Accepting abortion providers’ assertion that they should become a judicially favored industry would also contradict Kennedy’s understanding that “abortionists” provide procedures that “many decent and civilized people find so abhorrent as to be among the most serious of crimes against human life.” Granting special judicial protection for this industry would be a deep insult to such “decent and civilized” Americans, especially since other industries do not receive this protection. And it would also be an affront to millions of other Americans who, although generally supporting legal abortion, believe that this particular industry – if left unregulated – may produce more shocking crimes like those committed by Gosnell. At the very minimum, an industry that engages in such a business should not receive additional judicial protection that is not afforded to businesses of an entirely different character.
Once the abortion providers’ pleas for unprecedented judicial solicitude for their businesses are properly set side, the remaining inquiry for the courts is an exceedingly narrow one: do the generally valid health-and-safety requirements on abortion providers place an “undue burden” on women seeking abortions in particular cases? As the Supreme Court explained in upholding the facial validity of the federal partial-birth abortion ban, such as-applied challenges involve a focus on “discrete and well-defined instances.” A finding of an undue burden in such a “discrete and well-defined instance” would then permit a court to craft a narrow, targeted remedy. In conducting this confined inquiry, a court should follow Judge Daniel Manion’s explanation in his dissenting opinion in the Seventh Circuit that “we must look to the regulation’s effect on the prospective patient, not to the inconvenience the regulation presents to the abortionist.”

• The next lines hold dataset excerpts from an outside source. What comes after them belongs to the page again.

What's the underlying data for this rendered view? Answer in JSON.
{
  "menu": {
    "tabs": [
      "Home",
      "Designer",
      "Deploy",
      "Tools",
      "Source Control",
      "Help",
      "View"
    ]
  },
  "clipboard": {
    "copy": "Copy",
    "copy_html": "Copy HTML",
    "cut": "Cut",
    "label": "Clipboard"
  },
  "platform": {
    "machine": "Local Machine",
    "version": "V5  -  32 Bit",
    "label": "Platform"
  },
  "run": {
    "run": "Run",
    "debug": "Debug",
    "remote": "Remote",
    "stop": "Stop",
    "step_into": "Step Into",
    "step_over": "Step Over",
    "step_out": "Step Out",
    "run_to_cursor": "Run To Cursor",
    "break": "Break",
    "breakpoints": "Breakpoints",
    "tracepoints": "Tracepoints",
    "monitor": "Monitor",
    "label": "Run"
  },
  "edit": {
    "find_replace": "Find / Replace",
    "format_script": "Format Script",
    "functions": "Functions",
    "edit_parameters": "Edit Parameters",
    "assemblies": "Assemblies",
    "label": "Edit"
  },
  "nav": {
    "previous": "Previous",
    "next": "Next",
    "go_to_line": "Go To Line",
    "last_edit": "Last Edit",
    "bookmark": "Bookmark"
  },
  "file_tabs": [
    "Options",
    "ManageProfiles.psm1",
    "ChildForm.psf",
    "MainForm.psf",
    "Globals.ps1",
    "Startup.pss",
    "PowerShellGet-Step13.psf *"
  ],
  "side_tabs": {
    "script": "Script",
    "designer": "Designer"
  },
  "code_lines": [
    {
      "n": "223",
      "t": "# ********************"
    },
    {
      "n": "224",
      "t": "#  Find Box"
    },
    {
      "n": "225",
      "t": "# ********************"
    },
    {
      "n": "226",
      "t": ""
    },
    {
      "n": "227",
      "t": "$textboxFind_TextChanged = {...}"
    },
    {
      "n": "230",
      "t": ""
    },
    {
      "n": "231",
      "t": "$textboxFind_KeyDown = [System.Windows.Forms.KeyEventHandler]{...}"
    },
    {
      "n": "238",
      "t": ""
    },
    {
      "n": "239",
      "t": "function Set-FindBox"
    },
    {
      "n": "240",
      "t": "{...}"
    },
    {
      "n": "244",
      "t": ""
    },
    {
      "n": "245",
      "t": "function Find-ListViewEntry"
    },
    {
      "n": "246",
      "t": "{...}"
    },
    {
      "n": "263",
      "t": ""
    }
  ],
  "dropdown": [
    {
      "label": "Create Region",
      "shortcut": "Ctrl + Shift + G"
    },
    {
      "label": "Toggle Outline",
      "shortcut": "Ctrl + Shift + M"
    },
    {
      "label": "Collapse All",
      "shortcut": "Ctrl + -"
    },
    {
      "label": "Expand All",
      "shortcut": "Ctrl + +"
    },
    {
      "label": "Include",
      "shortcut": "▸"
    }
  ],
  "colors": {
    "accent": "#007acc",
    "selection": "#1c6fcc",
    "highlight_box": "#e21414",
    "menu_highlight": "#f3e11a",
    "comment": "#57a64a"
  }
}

Whatever the proper application of the as-applied undue-burden inquiry in “discrete and well-defined instances,” that narrow inquiry cannot justify upholding broad injunctions against the Texas law or the similarly capacious injunction against the Wisconsin law at issue in the Seventh Circuit. The health-and-safety protections that states like Texas and Wisconsin have recently enacted to regulate the abortion industry are entirely reasonable. Comparable laws would easily survive judicial review if they dealt with a different industry, and the result here should be the same.
[Correction: An earlier version of this post included Justice Samuel Alito as among those who joined with Scalia in his concurring opinion in McCullen v. Coakley.]